After addressing the first British Women’s Liberation Conference at Ruskin College, Oxford in 1970, Rowbotham went on to encourage night cleaners to unionise, to campaign for nurseries and abortion rights. She played an influential role in discussions of socialist feminist ideas and her books and journalism attracted an international readership. She reveals the tremendous efforts that were made to transform attitudes and feelings, as well as daily life, and reflects on the shifts that occurred in politics and society.
Rowbotham discusses grassroots networks, communal houses and squats, the shared impetus to organise collectively and how to love without jealousy or domination with Helen Taylor.
Sheila Rowbothams’s Daring to Hope: My Life in the 1970s is published by Verso. Buy a copy from our partners Waterstones online or at the event.
Sheila Rowbotham, who helped start the women’s liberation movement in Britain, is known internationally as an historian of feminism and radical social movements. She is the author of the ground-breaking books Women, Resistance and Revolution; Woman’s Consciousness, Man’s World; and Hidden from History. Her later works include Promise of a Dream: Remembering the Sixties; Dreamers of a New Day: Women Who Invented the Twentieth Century; and the biography Edward Carpenter: A Life of Liberty and Love, shortlisted for the James Tait Black Prize and winner of the Lambda Literary Award for Gay Biography. Her poetry and two plays have been published and she has written for newspapers and journals in Britain, the US, Italy, Brazil, Turkey, Sweden and Sri Lanka.

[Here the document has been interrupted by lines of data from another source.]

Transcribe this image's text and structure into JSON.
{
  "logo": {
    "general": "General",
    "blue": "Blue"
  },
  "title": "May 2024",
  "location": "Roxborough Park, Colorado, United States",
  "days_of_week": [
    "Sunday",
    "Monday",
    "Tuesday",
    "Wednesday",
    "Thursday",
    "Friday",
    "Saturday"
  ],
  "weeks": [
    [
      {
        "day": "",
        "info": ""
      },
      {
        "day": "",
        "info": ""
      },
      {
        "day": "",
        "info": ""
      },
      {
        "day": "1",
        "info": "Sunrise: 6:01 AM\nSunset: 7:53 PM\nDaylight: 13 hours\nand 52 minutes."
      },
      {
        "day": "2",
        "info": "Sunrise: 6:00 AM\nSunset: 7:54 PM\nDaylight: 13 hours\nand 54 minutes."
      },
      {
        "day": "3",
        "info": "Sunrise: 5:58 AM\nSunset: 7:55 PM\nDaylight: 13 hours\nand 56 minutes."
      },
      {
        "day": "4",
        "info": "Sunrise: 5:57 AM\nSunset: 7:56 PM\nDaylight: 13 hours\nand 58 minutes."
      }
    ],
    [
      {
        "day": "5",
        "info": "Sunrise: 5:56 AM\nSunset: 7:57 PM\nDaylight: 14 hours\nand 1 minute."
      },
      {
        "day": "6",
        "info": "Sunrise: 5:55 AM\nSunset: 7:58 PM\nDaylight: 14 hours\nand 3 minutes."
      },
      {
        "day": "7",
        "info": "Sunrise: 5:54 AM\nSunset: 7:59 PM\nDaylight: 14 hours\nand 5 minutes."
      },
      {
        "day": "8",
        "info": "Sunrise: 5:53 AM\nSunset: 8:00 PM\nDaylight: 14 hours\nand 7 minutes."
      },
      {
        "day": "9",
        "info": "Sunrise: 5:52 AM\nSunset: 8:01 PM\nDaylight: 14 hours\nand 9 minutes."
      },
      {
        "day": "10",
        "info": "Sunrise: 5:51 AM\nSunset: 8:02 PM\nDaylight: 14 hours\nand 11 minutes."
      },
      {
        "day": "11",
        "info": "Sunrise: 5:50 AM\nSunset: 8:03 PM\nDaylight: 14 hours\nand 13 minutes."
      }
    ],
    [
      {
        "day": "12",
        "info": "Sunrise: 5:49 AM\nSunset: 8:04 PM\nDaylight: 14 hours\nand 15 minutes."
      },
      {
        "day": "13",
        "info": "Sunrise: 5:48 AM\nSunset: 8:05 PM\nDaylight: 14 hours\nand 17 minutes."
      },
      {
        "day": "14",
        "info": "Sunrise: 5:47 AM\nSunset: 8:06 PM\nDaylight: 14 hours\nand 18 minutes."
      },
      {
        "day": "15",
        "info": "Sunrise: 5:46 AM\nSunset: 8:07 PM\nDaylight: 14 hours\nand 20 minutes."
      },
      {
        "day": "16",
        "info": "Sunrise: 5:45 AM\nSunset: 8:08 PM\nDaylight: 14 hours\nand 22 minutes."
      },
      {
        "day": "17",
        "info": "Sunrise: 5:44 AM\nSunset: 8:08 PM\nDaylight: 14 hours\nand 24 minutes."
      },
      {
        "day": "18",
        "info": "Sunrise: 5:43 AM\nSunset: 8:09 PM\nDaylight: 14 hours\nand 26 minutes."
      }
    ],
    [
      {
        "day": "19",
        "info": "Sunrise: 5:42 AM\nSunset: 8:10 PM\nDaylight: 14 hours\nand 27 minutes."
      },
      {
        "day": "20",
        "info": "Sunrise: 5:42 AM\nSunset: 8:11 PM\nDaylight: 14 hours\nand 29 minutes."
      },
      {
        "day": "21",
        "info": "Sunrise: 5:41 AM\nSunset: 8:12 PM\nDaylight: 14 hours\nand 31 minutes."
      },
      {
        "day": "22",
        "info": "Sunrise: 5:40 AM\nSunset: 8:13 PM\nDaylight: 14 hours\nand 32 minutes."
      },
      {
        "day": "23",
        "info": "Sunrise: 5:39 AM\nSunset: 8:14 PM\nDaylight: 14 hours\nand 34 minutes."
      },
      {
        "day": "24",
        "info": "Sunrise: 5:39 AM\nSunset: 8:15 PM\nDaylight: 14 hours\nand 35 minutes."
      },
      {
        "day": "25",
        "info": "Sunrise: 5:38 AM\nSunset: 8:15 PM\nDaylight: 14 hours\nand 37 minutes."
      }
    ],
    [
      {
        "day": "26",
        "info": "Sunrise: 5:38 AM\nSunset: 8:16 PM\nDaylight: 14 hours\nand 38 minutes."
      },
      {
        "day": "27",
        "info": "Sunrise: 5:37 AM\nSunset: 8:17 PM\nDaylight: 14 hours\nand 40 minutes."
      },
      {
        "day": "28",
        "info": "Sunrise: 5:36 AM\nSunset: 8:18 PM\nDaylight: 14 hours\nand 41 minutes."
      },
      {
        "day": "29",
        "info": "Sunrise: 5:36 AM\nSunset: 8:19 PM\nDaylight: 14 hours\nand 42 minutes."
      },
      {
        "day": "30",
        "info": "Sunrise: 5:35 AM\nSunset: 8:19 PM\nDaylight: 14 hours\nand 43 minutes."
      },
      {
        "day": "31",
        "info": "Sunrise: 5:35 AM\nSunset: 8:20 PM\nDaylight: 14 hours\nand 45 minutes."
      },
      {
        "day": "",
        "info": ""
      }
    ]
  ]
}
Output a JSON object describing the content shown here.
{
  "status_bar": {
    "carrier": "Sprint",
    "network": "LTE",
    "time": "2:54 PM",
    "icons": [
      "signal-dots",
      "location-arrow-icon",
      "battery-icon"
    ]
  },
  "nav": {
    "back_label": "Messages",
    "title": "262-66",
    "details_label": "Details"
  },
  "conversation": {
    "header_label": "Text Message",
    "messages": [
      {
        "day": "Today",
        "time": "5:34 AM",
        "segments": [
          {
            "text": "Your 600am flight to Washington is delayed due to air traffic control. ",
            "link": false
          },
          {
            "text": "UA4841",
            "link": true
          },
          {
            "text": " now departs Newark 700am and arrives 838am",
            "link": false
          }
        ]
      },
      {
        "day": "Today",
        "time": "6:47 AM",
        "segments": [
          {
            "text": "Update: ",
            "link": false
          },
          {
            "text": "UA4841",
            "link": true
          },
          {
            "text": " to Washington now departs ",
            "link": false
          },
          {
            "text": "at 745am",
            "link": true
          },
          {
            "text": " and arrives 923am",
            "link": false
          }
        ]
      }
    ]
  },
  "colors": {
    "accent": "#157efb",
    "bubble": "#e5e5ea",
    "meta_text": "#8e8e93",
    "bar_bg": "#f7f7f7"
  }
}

Image Credit: Marcus Ahmad
Helen Taylor is Emeritus Professor of English, The University of Exeter, UK. She is an Honorary Fellow of the British Association of American Studies and Leverhulme Emeritus Fellow. She has taught English and American literature at the Universities of Bristol, West of England, Warwick and Exeter, where she was Head of the School of English. She has published and lectured widely on the literature and culture of the American South, as well as women’s writing. Her books include Scarlett’s Women: Gone with the Wind and its Female Fans (1989, repr. 2014), Circling Dixie: Contemporary Southern Culture through a Transatlantic Lens (2001), The Daphne du Maurier Companion (2007), and Why Women Read Fiction: The Stories of Our Lives (2019). Curator, Chair and participant in many literature festivals, she was the first Director of the Liverpool Literary Festival, 2016 and 2018.